Junehee Yoon completed a B.A. from Yonsei University and an M.A. from Ewha Woman’s University (Seoul). After coming to the United States, she earned an M.Div. from Drew University and an S.T.M. (Ethics) from Yale Divinity School, where her master’s thesis was entitled “Revisiting Christian Soteriology in the Liberation Process of Korean Christianity.” At Drew, Junehee is a first-year Ph.D. student in Religion and Society, majoring in Christian Social Ethics. Her academic interests include the ethical analysis of discourses on intersections of race, gender, sexuality, and sexual-orientation; and constructing ethical individual and communal identities within the Christian tradition for a Christian vision of liberation. Junehee’s work for the CCGC involves partnering with Michael Sniffen to design global curricula and resources.

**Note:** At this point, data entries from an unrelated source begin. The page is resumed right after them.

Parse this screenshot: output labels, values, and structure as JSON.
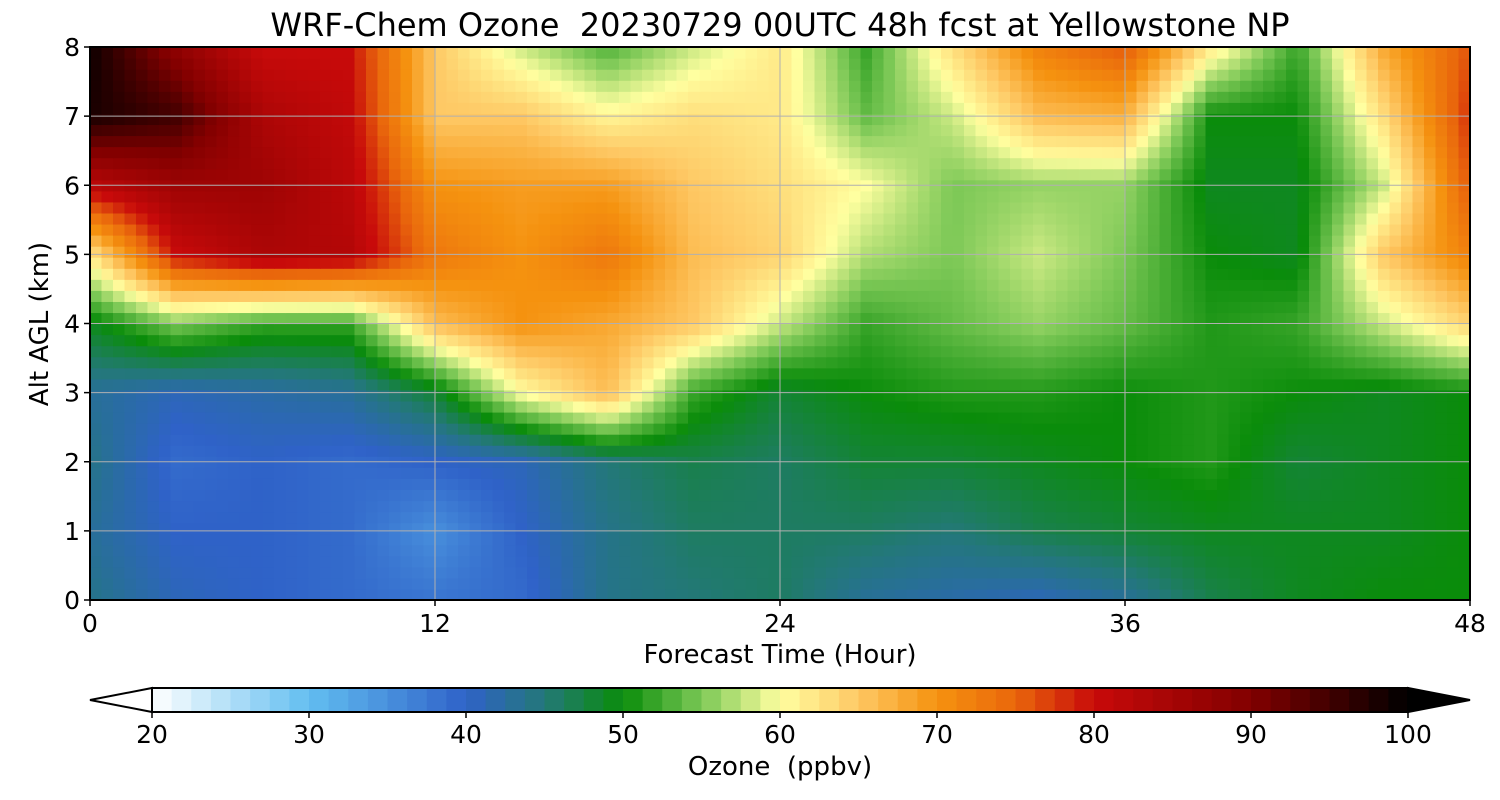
{
  "chart_data": {
    "type": "heatmap",
    "title": "WRF-Chem Ozone  20230729 00UTC 48h fcst at Yellowstone NP",
    "xlabel": "Forecast Time (Hour)",
    "ylabel": "Alt AGL (km)",
    "colorbar_label": "Ozone  (ppbv)",
    "xlim": [
      0,
      48
    ],
    "ylim": [
      0,
      8
    ],
    "xticks": [
      0,
      12,
      24,
      36,
      48
    ],
    "yticks": [
      0,
      1,
      2,
      3,
      4,
      5,
      6,
      7,
      8
    ],
    "colorbar_ticks": [
      20,
      30,
      40,
      50,
      60,
      70,
      80,
      90,
      100
    ],
    "colorbar_range": [
      20,
      100
    ],
    "colorbar_extend": "both",
    "grid": true,
    "x": [
      0,
      3,
      6,
      9,
      12,
      15,
      18,
      21,
      24,
      27,
      30,
      33,
      36,
      39,
      42,
      45,
      48
    ],
    "y": [
      0,
      1,
      2,
      3,
      4,
      5,
      6,
      7,
      8
    ],
    "z": [
      [
        44,
        41,
        40,
        39,
        38,
        39,
        44,
        45,
        46,
        43,
        42,
        41,
        43,
        47,
        49,
        50,
        50
      ],
      [
        43,
        40,
        40,
        39,
        35,
        40,
        44,
        46,
        46,
        46,
        45,
        47,
        48,
        49,
        49,
        49,
        50
      ],
      [
        44,
        39,
        40,
        39,
        40,
        41,
        45,
        47,
        46,
        48,
        48,
        49,
        50,
        51,
        48,
        49,
        50
      ],
      [
        43,
        41,
        42,
        43,
        48,
        60,
        66,
        52,
        48,
        50,
        51,
        51,
        50,
        51,
        50,
        49,
        50
      ],
      [
        49,
        55,
        52,
        52,
        66,
        70,
        68,
        65,
        58,
        52,
        54,
        56,
        54,
        51,
        52,
        58,
        64
      ],
      [
        62,
        80,
        84,
        83,
        73,
        70,
        73,
        66,
        64,
        57,
        55,
        58,
        55,
        50,
        49,
        65,
        72
      ],
      [
        82,
        86,
        86,
        82,
        70,
        69,
        69,
        65,
        63,
        60,
        55,
        56,
        56,
        49,
        49,
        58,
        76
      ],
      [
        98,
        95,
        84,
        81,
        65,
        65,
        61,
        63,
        62,
        54,
        58,
        66,
        67,
        50,
        50,
        63,
        78
      ],
      [
        99,
        88,
        80,
        80,
        65,
        58,
        53,
        58,
        62,
        52,
        63,
        72,
        76,
        62,
        52,
        68,
        76
      ]
    ],
    "colors": {
      "20": "#ffffff",
      "30": "#62bef0",
      "40": "#2f62c8",
      "45": "#237878",
      "50": "#0a8c0a",
      "55": "#7cc856",
      "60": "#ffffa0",
      "65": "#fec864",
      "70": "#f5920f",
      "75": "#e9660c",
      "80": "#c80a0a",
      "90": "#820000",
      "100": "#000000"
    }
  }
}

2011-2012 Luce Faculty Fellows

The CCGC has awarded four faculty research grants for 2011-2012.  These grants support individual faculty research in the area of Africana Studies.  Each Luce Faculty Fellow has a unique approach to this area of study:

Kenneth Ngwa

Dr. Kenneth Ngwa, assistant professor of Hebrew Bible, will be conducting a case study of Cameroon in order to examine the construction of identities in a postcolonial context.  This study will contribute to his larger project of reading Exodus 2:11-15 through a postcolonial lens.  Ngwa writes, “The results will then become an analogy for thinking about Africana hermeneutics under the rubric of Diaspora experience that requires reflection about people with different cultural and colonial legacies.”

Althea Spencer-Miller

Dr. Althea Spencer-Miller, Assistant Professor of New Testament, is also researching indigenous hermeneutics, with a specific interest in orality studies.  “The Caribbean has an intellectual history in the Negritude Movement of the 1930s – 1950s,” Spencer-Miller explains. “The Paris based Movement consisted primarily of Caribbean and African thinkers, who were expatriates of French colonies, and at times included the French existentialist writer and philosopher, Jean-Paul Sartré.” Spencer-Miller is interested in how these African Diaspora connections might contribute to furthering the development of an Africana Hermeneutics.

Traci West

Dr. Traci West, Professor of Ethics and African American Studies, will be continuing her research on anti-violence activism in Ghana and South Africa and in the African diaspora community of Salvador, Brazil.   “I am specifically interested in the impact of white racist colonialism and religion on their strategies,” West added.  This supports West’s larger comparative project examining anti-violence work in US-Christian and other global Christian contexts.

Elias Ortega-Aponte

Dr. Elias Ortega-Aponte, Assistant Professor of Afro-Latina/o Religions and Cultural Studies, is also interested in religious practice and activism, specifically the relations between Power Movements, activism, and urban religion in the US.  This grant will aid Ortega-Aponte in expanding his ethnographic research of the Young Lords movement, as well as researching constructions of Afro-Latino/a identity as expressed in bomba music and dance, and the heritage of vejigante masks. This, and other research in Afro-Latino/a urban activism, “represent[s] a unique source for expanding Latino/a theological and ethical language in connection to urban religiosity; as well aiding in the articulation of a distinct Afro-Latino/a theology,” Ortega-Aponte states.

2011-2012 Luce Visiting Scholar

Dr.Po-Ho Huang is a Visiting Scholar during the spring semester of 2012.  Dr. Huang is Dean of the School of Liberal Education, Professor in the Department of Theology, and Dean of the Programme for Theology and Cultures in Asia at Chang Jung Christian University in Tainan City, Taiwan.